This is a pretty elementary question about schemes, but it came up in the course of research, so let's try it here rather than MSE.
Question 1: Are the fibres of a family of complex varieties isomorphic as schemes to the geometric generic fibre, outside of a union of countably many subfamilies?
That seems outlandish, so let me explain below the reasoning that led me to ask. If my argument is flawed I would be glad to know why. If, by contrast, this is well-known, I would be glad of a reference, so I ask:
Question 2: Does anyone know of a published reference for this fact, if it is correct?
I fix the following simple setup for concreteness.
Let $f: X \rightarrow \mathbf A^1$ be a family of varieties over $\mathbf C$.
Let $k = \mathbf C(t)$, the function field of the base, and $K=\overline{k}$. Let $G$ be the geometric generic fibre of $f$, that is, the $K$-variety$ X \times_{\mathbf A^1} \operatorname{Spec K}$.
Now $K$ is algebraically closed, has characteristic zero, and has the same cardinality as $\mathbf C$. So there is a field isomorphism $\alpha: \mathbf C \simeq K$. (As I understand it, this depends on the axiom of choice, but that's alright.) So base change by $\alpha$ turns $G$ into a variety $G_\alpha$ over $\mathbf C$, isomorphic to $G$ as a scheme. (OK so far?)
Now suppose for concreteness that $f$ is a family of hypersurfaces in projective space $\mathbf P^n$, so it is given by a form $F(x_0,\ldots,x_n;t)$ where the $x_i$ are coordinates coordinates on $\mathbf P^n$ and $t$ is the coordinate on $\mathbf A^1$.
Now pick any number $z \in \mathbf C$ which is algebraically independent from all the coefficients of $F$. Then we can choose our field isomorphism so that $\alpha^{-1}$ fixes all the coefficients of $F$, and $\alpha^{-1}(t)=z$. Then base change by $\alpha$ just has the effect of substituting $z$ in place of $t$ in the form $F$: in other words, $G \simeq G_\alpha \simeq G_z$, the fibre of $f$ over $z \in \mathbf A^1$.

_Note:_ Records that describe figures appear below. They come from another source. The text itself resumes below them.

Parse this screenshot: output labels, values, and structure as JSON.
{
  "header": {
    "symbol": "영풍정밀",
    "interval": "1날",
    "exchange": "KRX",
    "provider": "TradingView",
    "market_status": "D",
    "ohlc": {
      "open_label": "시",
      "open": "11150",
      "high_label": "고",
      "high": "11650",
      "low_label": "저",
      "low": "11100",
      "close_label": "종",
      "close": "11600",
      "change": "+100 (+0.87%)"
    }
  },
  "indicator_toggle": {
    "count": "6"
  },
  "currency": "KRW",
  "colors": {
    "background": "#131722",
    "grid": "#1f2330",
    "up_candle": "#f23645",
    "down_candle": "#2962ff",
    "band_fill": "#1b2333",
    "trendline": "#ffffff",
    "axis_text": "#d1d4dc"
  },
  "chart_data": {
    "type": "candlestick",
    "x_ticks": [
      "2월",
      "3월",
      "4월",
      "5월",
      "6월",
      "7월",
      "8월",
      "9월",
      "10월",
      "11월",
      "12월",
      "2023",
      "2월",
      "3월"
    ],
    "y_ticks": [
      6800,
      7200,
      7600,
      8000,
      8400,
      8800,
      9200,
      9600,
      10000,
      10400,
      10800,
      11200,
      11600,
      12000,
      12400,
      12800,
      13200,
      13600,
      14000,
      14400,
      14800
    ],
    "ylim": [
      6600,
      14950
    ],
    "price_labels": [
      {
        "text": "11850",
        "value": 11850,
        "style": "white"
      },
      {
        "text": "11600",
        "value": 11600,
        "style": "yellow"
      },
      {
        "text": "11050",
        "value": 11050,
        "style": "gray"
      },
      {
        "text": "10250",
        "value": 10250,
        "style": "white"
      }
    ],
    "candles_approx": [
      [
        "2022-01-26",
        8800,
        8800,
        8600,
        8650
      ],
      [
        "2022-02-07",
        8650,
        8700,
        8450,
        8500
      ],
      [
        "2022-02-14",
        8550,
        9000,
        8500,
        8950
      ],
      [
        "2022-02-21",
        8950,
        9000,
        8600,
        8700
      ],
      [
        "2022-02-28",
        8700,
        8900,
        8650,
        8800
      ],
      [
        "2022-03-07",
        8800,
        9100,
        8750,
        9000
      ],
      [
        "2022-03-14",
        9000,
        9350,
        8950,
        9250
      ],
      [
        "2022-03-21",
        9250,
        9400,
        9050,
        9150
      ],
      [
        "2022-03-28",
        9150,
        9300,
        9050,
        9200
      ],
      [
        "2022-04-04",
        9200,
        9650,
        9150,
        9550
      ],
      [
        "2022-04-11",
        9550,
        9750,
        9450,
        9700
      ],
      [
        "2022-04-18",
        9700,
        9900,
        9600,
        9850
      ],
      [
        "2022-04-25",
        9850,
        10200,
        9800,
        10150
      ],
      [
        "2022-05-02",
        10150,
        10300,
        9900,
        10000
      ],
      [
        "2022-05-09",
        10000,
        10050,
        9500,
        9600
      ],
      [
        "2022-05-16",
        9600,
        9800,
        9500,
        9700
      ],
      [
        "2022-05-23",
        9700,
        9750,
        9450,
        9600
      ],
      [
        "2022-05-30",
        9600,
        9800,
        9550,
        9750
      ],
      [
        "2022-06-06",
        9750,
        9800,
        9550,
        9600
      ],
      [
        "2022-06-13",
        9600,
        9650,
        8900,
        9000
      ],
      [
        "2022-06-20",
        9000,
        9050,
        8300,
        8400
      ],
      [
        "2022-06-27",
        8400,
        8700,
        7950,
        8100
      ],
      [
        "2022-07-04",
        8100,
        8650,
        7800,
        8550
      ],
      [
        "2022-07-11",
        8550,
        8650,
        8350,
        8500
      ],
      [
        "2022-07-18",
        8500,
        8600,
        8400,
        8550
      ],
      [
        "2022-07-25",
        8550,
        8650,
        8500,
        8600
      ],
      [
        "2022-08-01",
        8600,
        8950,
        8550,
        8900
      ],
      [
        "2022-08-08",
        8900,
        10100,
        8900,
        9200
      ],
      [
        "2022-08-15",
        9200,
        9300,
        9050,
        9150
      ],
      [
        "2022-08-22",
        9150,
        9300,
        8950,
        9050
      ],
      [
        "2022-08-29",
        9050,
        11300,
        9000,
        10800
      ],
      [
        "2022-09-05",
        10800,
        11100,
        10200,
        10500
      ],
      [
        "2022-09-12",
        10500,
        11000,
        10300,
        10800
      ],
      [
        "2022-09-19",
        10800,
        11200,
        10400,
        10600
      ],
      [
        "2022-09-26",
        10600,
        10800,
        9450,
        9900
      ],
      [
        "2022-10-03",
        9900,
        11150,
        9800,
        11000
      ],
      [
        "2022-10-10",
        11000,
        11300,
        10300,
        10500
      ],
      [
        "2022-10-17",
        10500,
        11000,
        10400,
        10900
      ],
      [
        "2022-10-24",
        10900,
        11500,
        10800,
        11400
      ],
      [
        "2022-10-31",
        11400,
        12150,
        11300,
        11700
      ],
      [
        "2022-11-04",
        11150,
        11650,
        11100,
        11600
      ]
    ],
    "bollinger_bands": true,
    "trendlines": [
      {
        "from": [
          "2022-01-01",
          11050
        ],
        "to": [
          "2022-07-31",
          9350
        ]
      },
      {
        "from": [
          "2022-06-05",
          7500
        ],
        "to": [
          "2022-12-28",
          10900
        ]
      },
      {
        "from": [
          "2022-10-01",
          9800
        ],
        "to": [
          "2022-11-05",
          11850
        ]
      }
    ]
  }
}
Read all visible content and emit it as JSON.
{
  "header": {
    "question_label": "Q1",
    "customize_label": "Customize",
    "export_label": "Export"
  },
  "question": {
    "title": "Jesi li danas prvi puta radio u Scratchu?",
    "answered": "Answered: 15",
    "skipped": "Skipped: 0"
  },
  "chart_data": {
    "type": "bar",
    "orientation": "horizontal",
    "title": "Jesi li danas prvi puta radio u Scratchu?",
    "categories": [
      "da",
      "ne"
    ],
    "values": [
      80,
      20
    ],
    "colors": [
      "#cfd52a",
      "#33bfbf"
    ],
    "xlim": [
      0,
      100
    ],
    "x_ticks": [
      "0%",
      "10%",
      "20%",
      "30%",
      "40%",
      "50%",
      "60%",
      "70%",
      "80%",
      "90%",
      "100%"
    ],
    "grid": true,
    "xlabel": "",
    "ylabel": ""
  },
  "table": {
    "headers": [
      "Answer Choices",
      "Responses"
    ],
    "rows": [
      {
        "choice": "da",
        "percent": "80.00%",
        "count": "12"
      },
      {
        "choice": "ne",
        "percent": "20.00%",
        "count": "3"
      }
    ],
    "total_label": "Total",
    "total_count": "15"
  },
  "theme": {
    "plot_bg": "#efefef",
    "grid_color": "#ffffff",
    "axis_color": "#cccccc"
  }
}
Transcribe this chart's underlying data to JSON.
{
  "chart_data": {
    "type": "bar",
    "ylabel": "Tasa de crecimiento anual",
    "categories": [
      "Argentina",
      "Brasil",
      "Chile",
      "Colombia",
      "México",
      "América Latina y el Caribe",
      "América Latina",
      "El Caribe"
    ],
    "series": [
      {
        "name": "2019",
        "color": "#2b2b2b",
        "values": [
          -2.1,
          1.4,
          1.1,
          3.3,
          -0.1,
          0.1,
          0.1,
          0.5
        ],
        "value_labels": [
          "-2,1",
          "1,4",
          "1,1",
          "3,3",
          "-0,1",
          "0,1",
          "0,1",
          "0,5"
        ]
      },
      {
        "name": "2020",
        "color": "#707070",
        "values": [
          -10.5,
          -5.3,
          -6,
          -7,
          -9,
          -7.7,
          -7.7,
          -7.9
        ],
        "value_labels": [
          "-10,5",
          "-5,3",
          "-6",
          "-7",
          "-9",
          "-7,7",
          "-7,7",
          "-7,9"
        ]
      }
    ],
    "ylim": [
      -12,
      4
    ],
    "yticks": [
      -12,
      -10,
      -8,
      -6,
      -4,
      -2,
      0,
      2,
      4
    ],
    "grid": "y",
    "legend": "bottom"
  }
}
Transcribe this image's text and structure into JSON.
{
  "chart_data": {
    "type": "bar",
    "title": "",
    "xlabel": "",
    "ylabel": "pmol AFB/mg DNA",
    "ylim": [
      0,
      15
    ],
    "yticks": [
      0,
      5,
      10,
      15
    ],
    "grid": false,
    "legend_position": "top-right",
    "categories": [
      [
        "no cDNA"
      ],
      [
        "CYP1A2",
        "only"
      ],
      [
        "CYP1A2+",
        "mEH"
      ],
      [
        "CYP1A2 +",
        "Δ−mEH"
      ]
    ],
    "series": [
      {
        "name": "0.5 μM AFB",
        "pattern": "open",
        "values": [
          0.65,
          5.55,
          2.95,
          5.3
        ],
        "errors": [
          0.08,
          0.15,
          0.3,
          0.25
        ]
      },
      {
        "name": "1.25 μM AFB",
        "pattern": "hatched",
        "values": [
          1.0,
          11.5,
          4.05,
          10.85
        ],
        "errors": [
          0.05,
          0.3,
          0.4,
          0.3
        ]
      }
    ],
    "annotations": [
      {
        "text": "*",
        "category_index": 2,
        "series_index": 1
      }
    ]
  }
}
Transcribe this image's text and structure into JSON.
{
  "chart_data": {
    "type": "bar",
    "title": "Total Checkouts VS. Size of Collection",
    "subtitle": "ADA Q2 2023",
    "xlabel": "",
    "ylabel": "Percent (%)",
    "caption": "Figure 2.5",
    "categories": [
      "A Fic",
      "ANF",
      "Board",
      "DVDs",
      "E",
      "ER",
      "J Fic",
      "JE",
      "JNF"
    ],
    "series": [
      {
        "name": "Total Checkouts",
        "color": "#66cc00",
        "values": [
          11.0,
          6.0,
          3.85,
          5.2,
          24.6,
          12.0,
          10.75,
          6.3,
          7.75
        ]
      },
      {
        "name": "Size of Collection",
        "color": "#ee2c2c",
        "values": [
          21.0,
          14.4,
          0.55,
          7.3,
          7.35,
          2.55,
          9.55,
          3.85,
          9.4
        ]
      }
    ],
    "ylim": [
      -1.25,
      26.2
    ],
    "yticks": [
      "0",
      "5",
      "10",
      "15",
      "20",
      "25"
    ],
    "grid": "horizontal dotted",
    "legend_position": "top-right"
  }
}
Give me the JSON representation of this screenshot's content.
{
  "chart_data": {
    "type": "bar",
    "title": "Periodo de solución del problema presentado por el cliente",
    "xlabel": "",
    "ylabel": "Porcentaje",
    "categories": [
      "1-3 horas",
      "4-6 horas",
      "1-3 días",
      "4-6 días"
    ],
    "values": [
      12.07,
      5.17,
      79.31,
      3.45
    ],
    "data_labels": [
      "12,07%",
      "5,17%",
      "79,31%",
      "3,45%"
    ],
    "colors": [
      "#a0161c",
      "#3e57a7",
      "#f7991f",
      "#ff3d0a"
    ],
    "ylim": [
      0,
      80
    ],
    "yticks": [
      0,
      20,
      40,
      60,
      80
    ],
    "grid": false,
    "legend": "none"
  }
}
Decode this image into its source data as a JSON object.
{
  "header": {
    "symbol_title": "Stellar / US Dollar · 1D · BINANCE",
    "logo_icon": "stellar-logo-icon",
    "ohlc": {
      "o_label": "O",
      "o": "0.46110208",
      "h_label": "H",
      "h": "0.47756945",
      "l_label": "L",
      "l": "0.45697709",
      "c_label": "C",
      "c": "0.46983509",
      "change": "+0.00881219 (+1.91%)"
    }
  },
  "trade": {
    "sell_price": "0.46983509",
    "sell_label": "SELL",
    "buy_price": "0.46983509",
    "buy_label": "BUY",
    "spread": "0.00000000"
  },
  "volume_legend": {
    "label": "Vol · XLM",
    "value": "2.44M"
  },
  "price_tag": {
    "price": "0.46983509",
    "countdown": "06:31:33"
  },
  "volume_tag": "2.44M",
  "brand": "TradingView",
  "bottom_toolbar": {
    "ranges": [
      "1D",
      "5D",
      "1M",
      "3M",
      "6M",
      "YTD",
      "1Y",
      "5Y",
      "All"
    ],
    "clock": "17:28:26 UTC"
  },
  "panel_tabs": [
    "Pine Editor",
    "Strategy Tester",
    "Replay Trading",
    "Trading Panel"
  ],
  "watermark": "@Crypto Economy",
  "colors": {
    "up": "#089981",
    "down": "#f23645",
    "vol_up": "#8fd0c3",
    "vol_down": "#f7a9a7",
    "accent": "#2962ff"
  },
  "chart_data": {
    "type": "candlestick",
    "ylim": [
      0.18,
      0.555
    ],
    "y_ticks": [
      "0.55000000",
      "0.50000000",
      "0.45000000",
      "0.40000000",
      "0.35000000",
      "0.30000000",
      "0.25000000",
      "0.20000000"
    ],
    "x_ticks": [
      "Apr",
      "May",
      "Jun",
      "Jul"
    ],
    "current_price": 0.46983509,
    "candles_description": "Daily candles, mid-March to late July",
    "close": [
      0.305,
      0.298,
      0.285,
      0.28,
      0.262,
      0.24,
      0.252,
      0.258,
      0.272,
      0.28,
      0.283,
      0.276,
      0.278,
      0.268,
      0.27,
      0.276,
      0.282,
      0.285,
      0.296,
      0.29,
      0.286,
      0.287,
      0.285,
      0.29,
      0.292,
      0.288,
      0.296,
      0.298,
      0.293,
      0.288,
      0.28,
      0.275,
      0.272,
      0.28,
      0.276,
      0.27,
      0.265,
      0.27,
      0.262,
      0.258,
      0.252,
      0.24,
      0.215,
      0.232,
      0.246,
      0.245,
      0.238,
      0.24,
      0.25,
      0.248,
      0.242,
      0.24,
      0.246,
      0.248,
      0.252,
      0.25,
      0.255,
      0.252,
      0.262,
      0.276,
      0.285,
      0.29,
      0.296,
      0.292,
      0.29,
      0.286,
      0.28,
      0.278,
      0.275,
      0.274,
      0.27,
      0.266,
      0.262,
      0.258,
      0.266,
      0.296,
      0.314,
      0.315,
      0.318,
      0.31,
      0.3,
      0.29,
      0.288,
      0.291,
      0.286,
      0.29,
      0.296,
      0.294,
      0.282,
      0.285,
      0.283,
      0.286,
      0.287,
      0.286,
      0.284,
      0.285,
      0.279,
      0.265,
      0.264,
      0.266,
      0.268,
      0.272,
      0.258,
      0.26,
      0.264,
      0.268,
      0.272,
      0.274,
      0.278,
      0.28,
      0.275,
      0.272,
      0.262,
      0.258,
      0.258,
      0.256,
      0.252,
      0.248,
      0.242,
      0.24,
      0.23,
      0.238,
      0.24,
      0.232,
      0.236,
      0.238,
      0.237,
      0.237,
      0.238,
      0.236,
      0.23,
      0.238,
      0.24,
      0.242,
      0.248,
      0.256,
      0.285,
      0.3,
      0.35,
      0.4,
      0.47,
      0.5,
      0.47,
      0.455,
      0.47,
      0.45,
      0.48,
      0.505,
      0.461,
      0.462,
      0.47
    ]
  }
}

This argument has the disturbing (to me) consequence that all but countably many fibres of $f$ are isomorphic, albeit in a weird way, as schemes. (Of course, it doesn't claim that they are isomorphic as varieties over $\mathbf C$, which would be absurd.) But maybe this just shows that my intuition about scheme isomorphism is lacking. Either way, I would be glad to know!
Best Answer
This statement is indeed pretty remarkable. A reference is Lemma 2.1 in C. Vial. Algebraic cycles and fibrations. Documenta Math. 18 (2013). The statement there is given for varieties, but it seems likely that it holds more generally.